Americana, SP, 08 (AFI) – Às vezes não sabemos dividir os papeis de jornalista e torcedor. Não sou hipócrita em afirmar que sempre fui imparcial em meus comentários ou narrações, nada absurdo, mas sempre damos aquela “forcinha” para determinado lado. Quem não faz isso no jornalismo esportivo, que atire a primeira pedra.
Mas confesso que, depois da última sexta-feira, fiquei mais orgulhoso de morar em Americana, terra do Rio Branco. Afinal, fui um dos poucos jornalistas a conseguir, mesmo que por instantes, uma exclusiva com o volante Marcos Senna. Depois de 13 entrevistas, o atleta – campeão da Euro com a Espanha – me atendeu muito bem via celular entre almoço e nova entrevista.
Senna começou a carreira em 93 no Tigre Americanense e foi vendido ao Corinthians em 1999 por cerca de R$ 1,2 milhão, que era à época um valor muito considerável. No Brasil, Senna passou ainda pelo São Caetano, mas antes disso chegou a ser campeão mundial com o Timão em 2000.
Com toda humildade que lhe é peculiar, Senna se lembrou de grandes momentos vividos no Rio Branco, lamentou demais a atual situação do clube e, principalmente, reafirmou que sonha em encerrar a carreira em Americana.
E lembrar que, no início, o sobrenome do jovem Marcos Antonio Senna da Silva era motivo de chacota de alguns que diziam – poucos anos depois da morte de Ayrton – que “Senna só teve um e que seria nas pistas”. Pois na nossa história esportiva temos que achar espaço pra outro Senna: o primeiro brasileiro campeão do mais importante campeonato continental de seleções.

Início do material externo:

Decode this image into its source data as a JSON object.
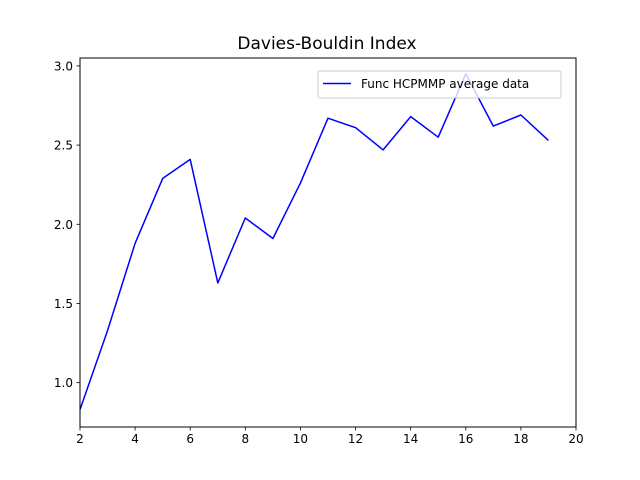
{
  "chart_data": {
    "type": "line",
    "title": "Davies-Bouldin Index",
    "xlabel": "",
    "ylabel": "",
    "xlim": [
      2,
      20
    ],
    "ylim": [
      0.72,
      3.05
    ],
    "xticks": [
      2,
      4,
      6,
      8,
      10,
      12,
      14,
      16,
      18,
      20
    ],
    "yticks": [
      1.0,
      1.5,
      2.0,
      2.5,
      3.0
    ],
    "ytick_labels": [
      "1.0",
      "1.5",
      "2.0",
      "2.5",
      "3.0"
    ],
    "grid": false,
    "legend_position": "upper right",
    "series": [
      {
        "name": "Func HCPMMP average data",
        "color": "#0000ff",
        "x": [
          2,
          3,
          4,
          5,
          6,
          7,
          8,
          9,
          10,
          11,
          12,
          13,
          14,
          15,
          16,
          17,
          18,
          19
        ],
        "y": [
          0.83,
          1.33,
          1.88,
          2.29,
          2.41,
          1.63,
          2.04,
          1.91,
          2.26,
          2.67,
          2.61,
          2.47,
          2.68,
          2.55,
          2.95,
          2.62,
          2.69,
          2.53
        ]
      }
    ]
  }
}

O volante xodó de Aragonés deixou um grande abraço à região e aos torcedores do Tigre que, aqui, faço questão de socializar. Sou realmente um cara de sorte em poder ter falado por 10 minutos, num papo pra lá de informal, com um dos principais jogadores do mundo.
Viva a humildade, viva o futebol do interior!